Lamb Kebab (羊肉串）
June 19, 2021  Print Recipe
It’s summer in Texas, meaning it’s prime grilling time! One of my favorites is lamb kebabs, or chuan (羊肉串), where the meat is juicy and tender, and the flavor is unique, fragrant, and addictive. I usually salivate just thinking about it.
After I met my husband in college, I introduced him to lamb kebabs when we visited some street vendors in Flushing, Queens. My husband, who grew up in the Midwest, became an instant lamb kebab fan. But we couldn’t grill our own lamb kebabs while living in a shoe box apartment in Manhattan. It wasn’t until we moved to Northern Virginia that we started grilling our own meat on our deck. Now that we are in Texas, grilling has become quite a common pastime.
Besides the flavor, lamb kebabs always bring me back to my childhood days in Beijing, when my friends and I would spend our meager allowance on a few lamb kebabs whenever we could. We would get them from some street vendors outside of our school. These days, lamb kebab street vendors are hard to find in Beijing due to local rules, but every time I go back to Beijing, I usually still visit the Xinjiang Village that was settled by the Uyghurs in the 80’s from Xinjiang province to have some authentic lamb kebabs, or chuan (羊肉串).
In my previous post Cumin Lamb, I talked about my obsession with lamb kebabs and the differences between lamb kebabs and cumin lamb. It is true that lamb kebabs take more time overall than cumin lamb and require an open fire grill, but you don’t need much seasoning at all. I learned this from one of my childhood classmates who is of Uyghur descent and eats lamb kebabs practically on a weekly basis. He said the key to lamb kebabs is the quality of the meat. With good lamb meat, you only need to marinate for a short amount of time with a few seasonings to enhance the flavor. Another important tip is to have alternating lean and fat lamb meat on the skewer for best result. The lamb kebabs would not taste nearly as good if they were made with only lean meat.
I usually buy the boneless lamb leg from Costco to make my lamb kebabs. Costco sells pretty high quality Australian lamb meat. But trying to pick ones with equal portions of lean and fat lamb meat requires a bit of luck and guessing.

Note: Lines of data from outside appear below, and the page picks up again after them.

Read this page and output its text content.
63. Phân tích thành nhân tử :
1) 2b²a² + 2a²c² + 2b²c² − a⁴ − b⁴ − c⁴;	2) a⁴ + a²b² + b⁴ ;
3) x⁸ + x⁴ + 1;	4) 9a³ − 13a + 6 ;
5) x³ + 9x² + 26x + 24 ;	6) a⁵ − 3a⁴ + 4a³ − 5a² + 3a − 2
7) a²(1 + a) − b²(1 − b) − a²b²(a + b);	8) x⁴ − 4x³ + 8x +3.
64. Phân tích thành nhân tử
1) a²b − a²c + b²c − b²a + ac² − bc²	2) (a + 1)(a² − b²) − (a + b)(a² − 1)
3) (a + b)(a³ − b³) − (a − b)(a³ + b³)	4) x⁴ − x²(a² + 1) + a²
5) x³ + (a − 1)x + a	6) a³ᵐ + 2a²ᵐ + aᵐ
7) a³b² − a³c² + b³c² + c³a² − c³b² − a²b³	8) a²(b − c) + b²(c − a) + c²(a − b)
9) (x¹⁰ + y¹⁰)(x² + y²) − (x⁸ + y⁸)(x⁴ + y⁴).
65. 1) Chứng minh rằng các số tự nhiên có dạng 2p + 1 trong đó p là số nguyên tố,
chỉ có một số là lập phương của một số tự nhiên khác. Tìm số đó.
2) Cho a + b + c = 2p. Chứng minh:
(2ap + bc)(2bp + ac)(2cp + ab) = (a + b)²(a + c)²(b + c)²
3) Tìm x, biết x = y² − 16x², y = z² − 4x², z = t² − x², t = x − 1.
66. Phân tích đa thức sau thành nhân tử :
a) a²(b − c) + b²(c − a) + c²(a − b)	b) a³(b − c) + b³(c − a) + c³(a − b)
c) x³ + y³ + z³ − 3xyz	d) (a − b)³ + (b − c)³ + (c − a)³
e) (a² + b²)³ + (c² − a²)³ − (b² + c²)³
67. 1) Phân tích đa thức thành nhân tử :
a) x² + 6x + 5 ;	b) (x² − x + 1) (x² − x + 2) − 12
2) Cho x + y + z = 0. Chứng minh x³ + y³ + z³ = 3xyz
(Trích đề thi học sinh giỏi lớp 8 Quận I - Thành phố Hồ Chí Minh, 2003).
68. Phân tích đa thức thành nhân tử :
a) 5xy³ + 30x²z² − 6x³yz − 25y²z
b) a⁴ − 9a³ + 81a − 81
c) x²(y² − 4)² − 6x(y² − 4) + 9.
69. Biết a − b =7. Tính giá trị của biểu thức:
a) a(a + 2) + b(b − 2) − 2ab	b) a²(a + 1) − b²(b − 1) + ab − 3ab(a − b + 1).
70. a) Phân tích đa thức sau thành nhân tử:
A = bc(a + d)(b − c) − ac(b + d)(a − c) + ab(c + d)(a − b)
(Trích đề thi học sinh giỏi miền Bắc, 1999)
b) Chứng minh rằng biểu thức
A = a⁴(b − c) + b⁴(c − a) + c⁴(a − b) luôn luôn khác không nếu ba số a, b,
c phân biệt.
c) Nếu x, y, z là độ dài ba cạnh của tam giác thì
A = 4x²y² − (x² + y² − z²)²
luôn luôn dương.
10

I usually end up with a little more lean meat than fat. So to conserve fat, I will sometimes skewer two lean ones then a fat one instead of using a 1 to 1 ratio.
Tools: Skewers, Charcoal Grill (I just use a simple kettle grill)
Gluten Free, Low Carb
Preparation Time: 50 minutes
Total Time: 1 hour
Servings: 4-6 people
- 2 lb (~900g) of lamb meat (ideally equal portions of lean and fat lamb meat)1
- 2 tablespoons water
- 1 teaspoon kosher salt
- 1 teaspoon ground cumin powder
- 1 teaspoon whole cumin seeds
- moderate amount of cayenne pepper (optional)
- Cut the lamb meat into small cubes and put the cubes in a medium mixing bowl. Add 2 tablespoons of water, 1 teaspoon of kosher salt, 1 teaspoon of ground cumin, and 1 teaspoon of whole cumin seeds, mixing well. Let the meat marinate for at least 15 minutes.
- While marinating the lamb meat, start preparing an open grill if using charcoal.
- Once the lamb meat is done marinating, use a skewer to skewer the meat together. Skewer lean and fat cubes in an alternating fashion for best result. To avoid overcrowding, put no more than 10 lamb cubes on one skewer.
- Once the charcoal grill is hot and ready, put the prepared skewers on the grill. Sprinkle on cayenne pepper (for a spicy kick) and more ground cumin during grilling. Add a pinch of salt along the way. Flip sides every 1-2 minutes to avoid burning the meat. Once the meat reach an internal temperature of 165˚F, about 5 minutes, take the skewers off the grill. Enjoy!
- As I mentioned in introduction, I usually buy the boneless lamb meat from Costco to maker this recipe. You can buy from any grocery store as long as the meat is of good quality with a relatively equal amount of lean and fat meat.